Notably featuring an unusually high number of Black models, the presentation also explores Abloh’s feelings about appropriation of Black culture. Performances include spoken word poetry by Williams and British poet Kai-Isaiah Jamal, whose poem includes the line “As Black people, and as trans people, and as marginalized people, the world is here for our taking, for it takes so much from us.” Rapper Yasiin Bey, better known as Mos Def, closes the show.

“In ‘Stranger in the Village,’ Baldwin draws parallels between his experiences as an African-American visitor in the Swiss mountain village of Leukerbad in the 1950s – the only person of color – and his life as a Black citizen of America,” the show keynotes read. “It deals with the experience of being recognized and gazed upon as different, illegible, even alien. Emblematic of this circumstance, ‘Stranger in the Village” also illuminates the experience of being Black in Europe, and being a Black artist in the birthplace of European art. The performance embodies the physical confrontations with the psychological conflicts explored in Baldwin’s essay.”

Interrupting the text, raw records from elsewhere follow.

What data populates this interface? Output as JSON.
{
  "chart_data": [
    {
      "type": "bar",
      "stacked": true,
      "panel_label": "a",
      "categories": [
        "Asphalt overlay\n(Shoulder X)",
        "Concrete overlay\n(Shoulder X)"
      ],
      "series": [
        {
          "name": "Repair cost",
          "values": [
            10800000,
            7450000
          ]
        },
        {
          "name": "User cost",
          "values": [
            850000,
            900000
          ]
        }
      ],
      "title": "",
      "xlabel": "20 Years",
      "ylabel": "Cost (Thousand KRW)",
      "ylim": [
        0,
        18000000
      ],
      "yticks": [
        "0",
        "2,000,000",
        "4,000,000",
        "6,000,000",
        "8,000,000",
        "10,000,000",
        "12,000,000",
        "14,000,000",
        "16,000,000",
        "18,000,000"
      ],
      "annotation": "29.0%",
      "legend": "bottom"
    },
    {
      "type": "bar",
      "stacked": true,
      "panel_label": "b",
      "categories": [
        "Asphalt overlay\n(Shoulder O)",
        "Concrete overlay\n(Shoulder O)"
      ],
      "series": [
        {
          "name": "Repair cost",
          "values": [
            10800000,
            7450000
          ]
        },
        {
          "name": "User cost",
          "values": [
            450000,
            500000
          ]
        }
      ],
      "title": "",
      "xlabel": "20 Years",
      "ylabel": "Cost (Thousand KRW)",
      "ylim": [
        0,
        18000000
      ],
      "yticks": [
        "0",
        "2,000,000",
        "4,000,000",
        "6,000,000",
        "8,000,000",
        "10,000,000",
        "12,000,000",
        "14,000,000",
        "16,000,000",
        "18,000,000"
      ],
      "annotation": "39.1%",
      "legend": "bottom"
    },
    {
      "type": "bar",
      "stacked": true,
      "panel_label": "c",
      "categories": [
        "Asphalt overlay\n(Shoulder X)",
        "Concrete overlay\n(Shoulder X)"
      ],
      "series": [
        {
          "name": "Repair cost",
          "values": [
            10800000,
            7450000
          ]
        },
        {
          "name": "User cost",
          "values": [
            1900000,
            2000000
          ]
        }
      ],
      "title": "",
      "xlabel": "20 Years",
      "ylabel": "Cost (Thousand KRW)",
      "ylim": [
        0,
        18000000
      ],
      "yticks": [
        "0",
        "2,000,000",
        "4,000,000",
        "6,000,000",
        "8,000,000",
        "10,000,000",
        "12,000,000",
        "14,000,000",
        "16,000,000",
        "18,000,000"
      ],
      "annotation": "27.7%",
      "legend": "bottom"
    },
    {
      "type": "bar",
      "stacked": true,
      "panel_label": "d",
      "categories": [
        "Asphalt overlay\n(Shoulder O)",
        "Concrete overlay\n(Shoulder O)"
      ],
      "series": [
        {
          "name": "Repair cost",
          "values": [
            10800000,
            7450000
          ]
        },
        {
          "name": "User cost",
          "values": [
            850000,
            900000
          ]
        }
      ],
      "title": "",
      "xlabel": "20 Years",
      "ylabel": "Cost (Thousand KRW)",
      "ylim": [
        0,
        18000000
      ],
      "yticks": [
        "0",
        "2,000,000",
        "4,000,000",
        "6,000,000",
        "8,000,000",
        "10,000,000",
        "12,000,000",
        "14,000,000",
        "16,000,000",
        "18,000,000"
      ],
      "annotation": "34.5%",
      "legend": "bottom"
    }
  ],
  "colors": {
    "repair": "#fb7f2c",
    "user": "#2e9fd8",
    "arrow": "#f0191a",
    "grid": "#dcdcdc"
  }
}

According to the keynotes, the figures we see include male archetypes such as “the Artist, the Salesman, the Architect, the Drifter, etc.” The collection, they say, asks, “Who can claim art? What defines low vs. high? Who gets to make art? Who gets to consume it?”

The clothes are as sharp as you’d expect from Abloh and Louis Vuitton, consisting mostly of crisp suits, puffer jackets, vibrant patterns, and silhouettes that bust gender norms, like skirts and pleated dresses. References to travel pop up all over, too, including oversized buttons and handbags shaped like planes.

None of the clothes are more dramatic than a pair of “wearable miniature cityscapes,” which blur the lines between sculpture and clothing. Crafted as detailed 3D models rendered in typical puffer jacket materials, they include the “Paris Skyline Puffer,” featuring monuments like the Eiffel Tower, Notre Dame Cathedral, Louvre, and Arc de Triomphe, and the “New York City Skyline Puffer,” featuring skyscrapers from New York and other cities.

Abloh became Louis Vuitton’s Men’s Artistic Director in 2019. An artist, architect, engineer, creative director, and designer, Abloh completed a Master’s Degree in Architecture at the Illinois Institute of Technology in a curriculum founded by Mies van Der Rohe, an influence that comes through more clearly in this collection than perhaps any other in his career.